Agrios edulcorados…
Caso 303: Viaje cargado de
canciones
Nov.24.2016
Escribí del fallecimiento de Verónica Medina, ayer, y
lo más triste es recibir el matutino Diario
Libre (Nov.24.2016) para encontrar que sus amigos están haciendo una colecta
para cubrir los gastos de su funeral; la artista no disponía de recursos.
La nota señalaba que se había acudido al Ministerio de
Cultura, una institución de respuestas largas y tardías, que no se si tendrá un
capítulo para tales fines.
En el país existió una vez con mucha pujanza la Asociación Nacional de Cantantes, Músicos, Bailarines,
Locutores y Actores (AMUCABA), fundada en
Ene.08.1962. Por muchos años su secretario general fue Guillermo Lacrespeaux, a
quien todos encontrábamos en las calles de la ciudad, maletín en mano y
sombrero en la cabeza, tratando de que los locales de espectáculos cubrieran
una cuota para solventar las actividades de la misma y este tipo de
situaciones. Todo hasta que un automóvil lo arrolló.

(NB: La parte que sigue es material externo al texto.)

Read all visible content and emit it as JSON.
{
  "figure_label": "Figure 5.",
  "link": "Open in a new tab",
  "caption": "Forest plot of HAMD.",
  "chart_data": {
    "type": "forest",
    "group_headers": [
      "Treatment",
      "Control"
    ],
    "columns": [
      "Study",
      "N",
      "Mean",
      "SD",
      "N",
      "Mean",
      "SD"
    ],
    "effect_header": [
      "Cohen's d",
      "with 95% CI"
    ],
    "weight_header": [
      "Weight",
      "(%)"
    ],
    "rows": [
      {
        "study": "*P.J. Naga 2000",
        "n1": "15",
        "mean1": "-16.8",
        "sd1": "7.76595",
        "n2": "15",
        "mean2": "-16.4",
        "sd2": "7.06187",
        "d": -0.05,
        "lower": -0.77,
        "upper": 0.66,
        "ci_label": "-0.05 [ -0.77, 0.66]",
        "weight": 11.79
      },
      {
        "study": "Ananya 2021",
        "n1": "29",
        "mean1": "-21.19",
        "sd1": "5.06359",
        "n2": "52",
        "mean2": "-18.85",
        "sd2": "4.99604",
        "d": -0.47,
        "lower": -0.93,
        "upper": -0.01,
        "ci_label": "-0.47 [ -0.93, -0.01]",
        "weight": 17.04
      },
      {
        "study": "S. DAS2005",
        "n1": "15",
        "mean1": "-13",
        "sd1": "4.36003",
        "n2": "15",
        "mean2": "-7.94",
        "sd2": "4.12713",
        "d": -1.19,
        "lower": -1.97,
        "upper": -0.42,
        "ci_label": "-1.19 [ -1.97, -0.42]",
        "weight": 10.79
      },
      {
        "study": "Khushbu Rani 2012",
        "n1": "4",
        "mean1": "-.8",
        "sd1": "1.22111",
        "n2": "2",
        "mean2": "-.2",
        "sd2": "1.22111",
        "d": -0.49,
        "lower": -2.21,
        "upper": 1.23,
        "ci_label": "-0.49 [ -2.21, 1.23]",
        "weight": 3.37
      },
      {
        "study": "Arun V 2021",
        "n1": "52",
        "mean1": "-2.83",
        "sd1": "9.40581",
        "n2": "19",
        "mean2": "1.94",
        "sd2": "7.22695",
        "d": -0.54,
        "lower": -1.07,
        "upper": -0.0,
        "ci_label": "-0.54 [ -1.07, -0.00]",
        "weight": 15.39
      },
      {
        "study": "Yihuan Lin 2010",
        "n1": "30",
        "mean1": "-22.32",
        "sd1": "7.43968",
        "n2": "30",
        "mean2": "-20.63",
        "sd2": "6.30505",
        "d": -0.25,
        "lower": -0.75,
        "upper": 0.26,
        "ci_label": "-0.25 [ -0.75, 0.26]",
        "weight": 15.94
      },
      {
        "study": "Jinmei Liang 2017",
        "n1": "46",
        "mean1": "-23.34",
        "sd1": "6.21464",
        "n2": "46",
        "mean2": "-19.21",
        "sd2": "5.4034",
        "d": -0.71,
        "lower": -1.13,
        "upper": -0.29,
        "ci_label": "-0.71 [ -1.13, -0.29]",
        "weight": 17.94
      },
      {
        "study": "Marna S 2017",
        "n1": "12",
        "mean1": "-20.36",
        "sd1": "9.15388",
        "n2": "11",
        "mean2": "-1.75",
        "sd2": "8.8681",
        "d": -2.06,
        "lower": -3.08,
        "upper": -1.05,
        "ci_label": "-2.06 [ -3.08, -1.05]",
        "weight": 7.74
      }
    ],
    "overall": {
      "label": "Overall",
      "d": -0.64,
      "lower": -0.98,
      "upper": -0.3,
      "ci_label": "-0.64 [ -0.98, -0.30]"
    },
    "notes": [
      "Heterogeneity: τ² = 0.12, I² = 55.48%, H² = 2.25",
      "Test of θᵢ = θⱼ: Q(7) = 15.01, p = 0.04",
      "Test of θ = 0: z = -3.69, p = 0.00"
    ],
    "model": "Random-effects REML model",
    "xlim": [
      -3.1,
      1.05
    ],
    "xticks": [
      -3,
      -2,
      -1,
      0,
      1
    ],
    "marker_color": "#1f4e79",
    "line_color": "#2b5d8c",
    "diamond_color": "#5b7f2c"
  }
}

AMUCABA aún existe, tiene un presidente e imagino que
también un cuerpo directivo, pero sus actividades parecen operar bajo “el servicio secreto”, nadie sabe de
ellas. Su actual presidente (hasta el 2017) es el músico y abogado Armando
Olivero. Al momento de posicionarse dijo: “durante
mi gestión protegeré y defenderé la clase artística dominicana, lo que
significa que atentar contra nuestra institución es atentar contra nosotros
mismos”.
Agregó: “AMUCABA representa para
nosotros, los artistas, nuestro nido, nuestro hogar, nuestro refugio, nuestro
sindicato. Y es la única institución que el Estado Dominicano ha dotado de
plena autoridad para proteger a la clase artística dominicana”.
Exhibimos también la Sociedad General de Autores, Compositores y Autores de Música
Dominicanos, (SGACEDOM), con fines diferentes, pero no distantes, que debería
en algunas ocasiones también servir a los miembros del mundo del espectáculo.
No hay que olvidar que entre tantas idas y venidas ella perteneció a la
Corporación Wilfrido Vargas, a las Chicas del Can, entre otras instituciones.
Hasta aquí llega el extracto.